37 U.S. senators urge executive order for LGBT workers


Thirty-seven U.S. senators recently sent President Barack Obama a letter urging him to sign an executive order that would ban anti-LGBT discrimination by federal contractors.

The order is seen as a way to provide some protections for LGBT workers until a change in the makeup of Congress, seen as necessary to advance the long pending Employment Non-Discrimination Act.

Some states, including Wisconsin, ban workplace discrimination against LGBT people, but in 29 states it is legal to fire or refuse promotion to someone based on sexual orientation or gender identity. There also is no federal law banning employment discrimination against LGBT people.

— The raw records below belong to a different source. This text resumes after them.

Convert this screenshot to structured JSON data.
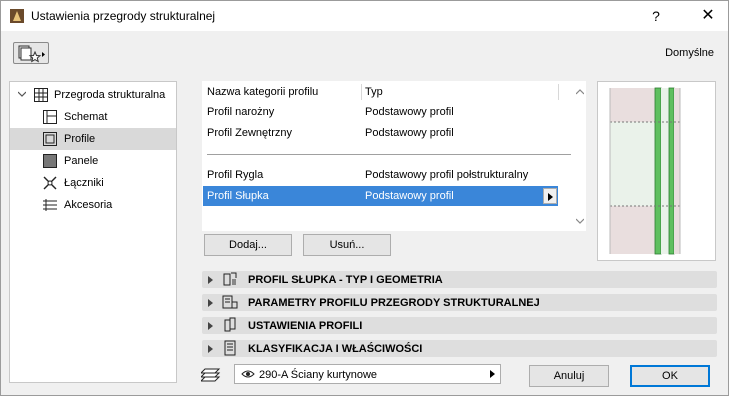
{
  "window": {
    "title": "Ustawienia przegrody strukturalnej",
    "help_label": "?",
    "close_label": "✕",
    "defaults_label": "Domyślne"
  },
  "tree": {
    "root": {
      "label": "Przegroda strukturalna",
      "icon": "grid-wall-icon"
    },
    "items": [
      {
        "label": "Schemat",
        "icon": "scheme-icon",
        "selected": false
      },
      {
        "label": "Profile",
        "icon": "profile-icon",
        "selected": true
      },
      {
        "label": "Panele",
        "icon": "panel-icon",
        "selected": false
      },
      {
        "label": "Łączniki",
        "icon": "connector-icon",
        "selected": false
      },
      {
        "label": "Akcesoria",
        "icon": "accessory-icon",
        "selected": false
      }
    ]
  },
  "profile_table": {
    "headers": [
      "Nazwa kategorii profilu",
      "Typ"
    ],
    "rows": [
      {
        "name": "Profil narożny",
        "type": "Podstawowy profil",
        "selected": false
      },
      {
        "name": "Profil Zewnętrzny",
        "type": "Podstawowy profil",
        "selected": false
      },
      {
        "name": "Profil Rygla",
        "type": "Podstawowy profil połstrukturalny",
        "selected": false
      },
      {
        "name": "Profil Słupka",
        "type": "Podstawowy profil",
        "selected": true
      }
    ]
  },
  "buttons": {
    "add": "Dodaj...",
    "remove": "Usuń...",
    "cancel": "Anuluj",
    "ok": "OK"
  },
  "panels": [
    {
      "label": "PROFIL SŁUPKA - TYP I GEOMETRIA",
      "icon": "profile-geometry-icon"
    },
    {
      "label": "PARAMETRY PROFILU PRZEGRODY STRUKTURALNEJ",
      "icon": "parameters-icon"
    },
    {
      "label": "USTAWIENIA PROFILI",
      "icon": "profile-settings-icon"
    },
    {
      "label": "KLASYFIKACJA I WŁAŚCIWOŚCI",
      "icon": "classification-icon"
    }
  ],
  "footer": {
    "layer_value": "290-A Ściany kurtynowe"
  },
  "colors": {
    "selection": "#3a86d9",
    "preview_green": "#4caf50",
    "preview_panel": "#e8d8d8",
    "ok_border": "#0078d7"
  }
}
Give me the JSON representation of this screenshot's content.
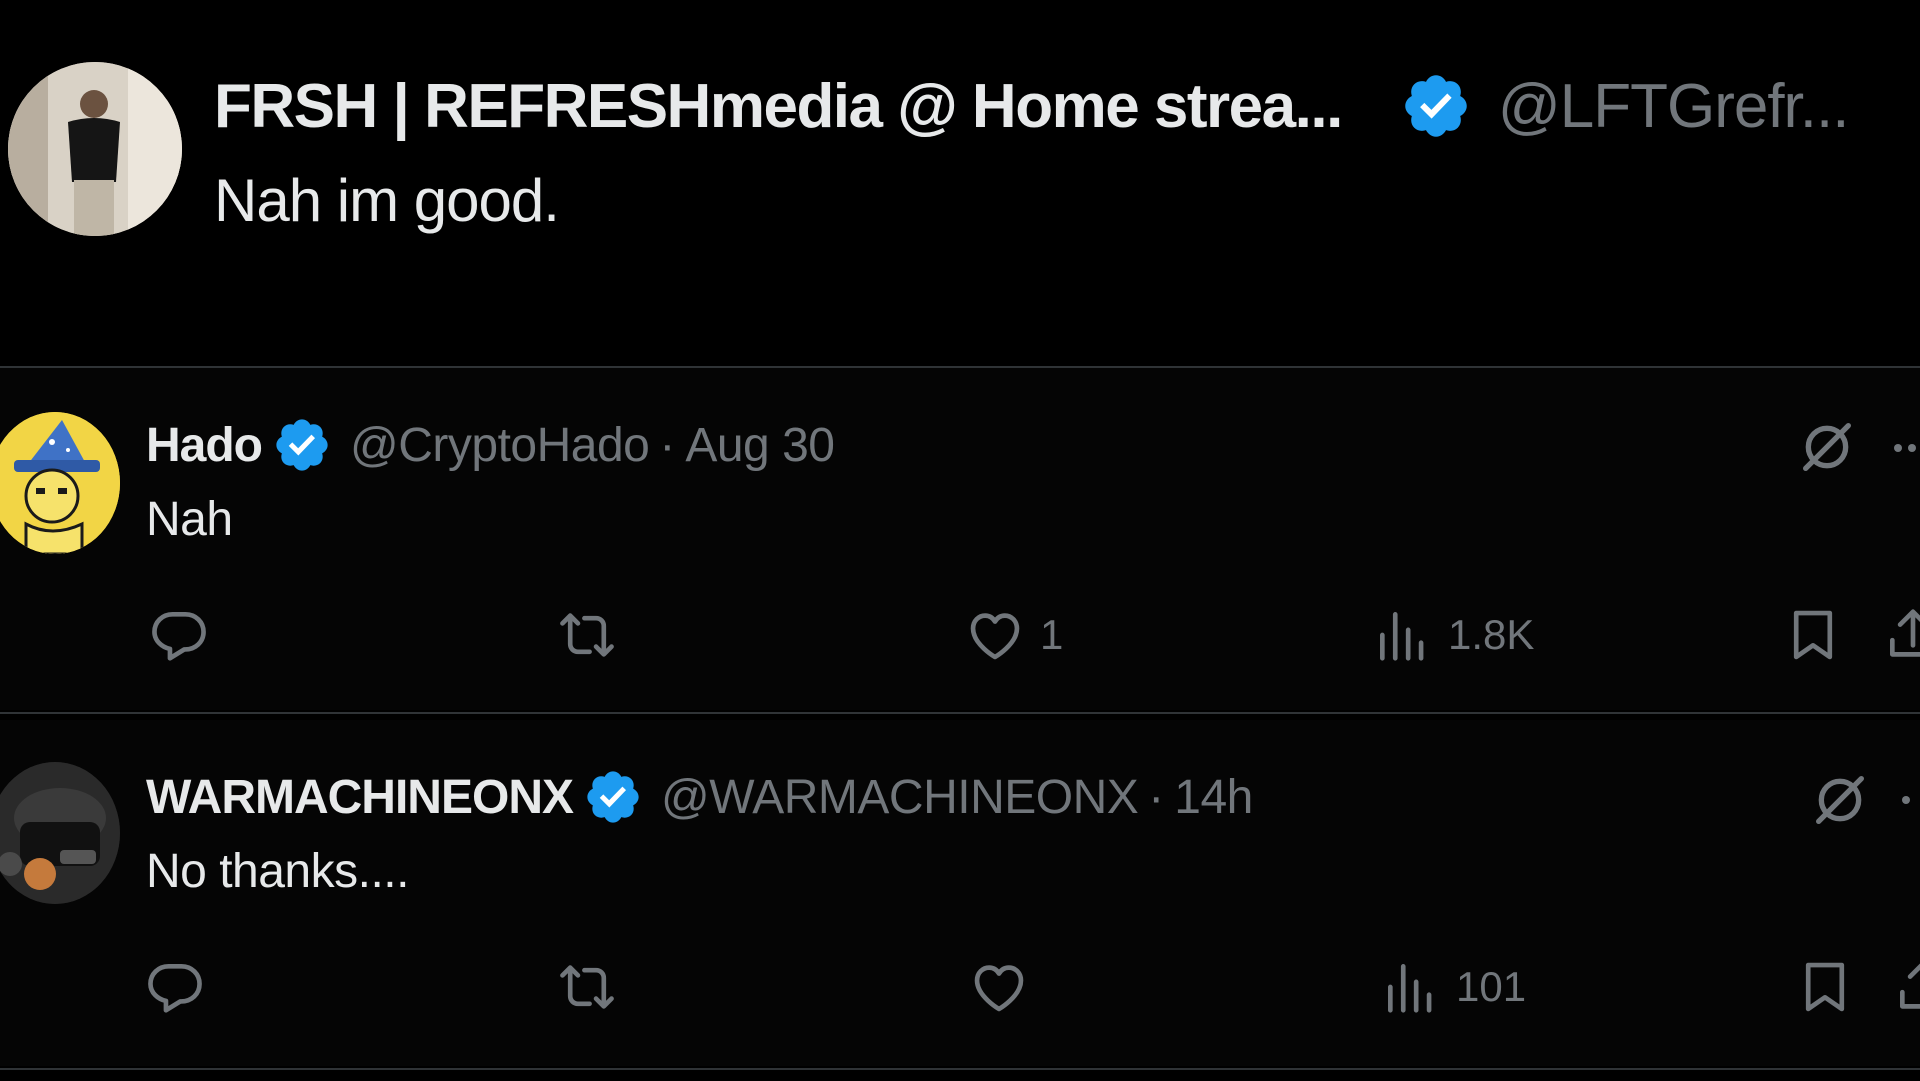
{
  "top_tweet": {
    "display_name": "FRSH | REFRESHmedia @ Home strea...",
    "handle": "@LFTGrefr...",
    "text": "Nah im good."
  },
  "replies": [
    {
      "display_name": "Hado",
      "handle": "@CryptoHado",
      "separator": "·",
      "time": "Aug 30",
      "text": "Nah",
      "actions": {
        "reply_count": "",
        "repost_count": "",
        "like_count": "1",
        "views_count": "1.8K"
      }
    },
    {
      "display_name": "WARMACHINEONX",
      "handle": "@WARMACHINEONX",
      "separator": "·",
      "time": "14h",
      "text": "No thanks....",
      "actions": {
        "reply_count": "",
        "repost_count": "",
        "like_count": "",
        "views_count": "101"
      }
    }
  ],
  "colors": {
    "background": "#000000",
    "text_primary": "#e7e9ea",
    "text_secondary": "#71767b",
    "verified_blue": "#1d9bf0",
    "divider": "#2f3336"
  },
  "icons": {
    "verified": "verified-badge-icon",
    "grok": "grok-icon",
    "more": "more-icon",
    "reply": "reply-icon",
    "repost": "repost-icon",
    "like": "heart-icon",
    "views": "views-icon",
    "bookmark": "bookmark-icon",
    "share": "share-icon"
  }
}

An executive order would not cover all employees in the United States, but it could cover a fifth of them. Federal contractors, who earn about $500 billion a year from federal taxpayers, employ more than 20 percent of the U.S. workforce, according to the Williams Institute at the UCLA School of Law. So an executive order would protect about 16 million workers from discrimination based on sexual orientation or gender identity.

“It’s outrageous that in the year 2013, it is still legal to fire someone based on who they love,” said U.S. Sen. Jeff Merkley, who circulated the letter, which was signed by Tammy Baldwin of Wisconsin. “The president can protect millions of workers from unfair discrimination with the stroke of a pen. I’m pleased that 36 of my colleagues have joined together to push for more equality in the workplace.”

The Human Rights Campaign says polls show 73 percent of Americans support an executive order.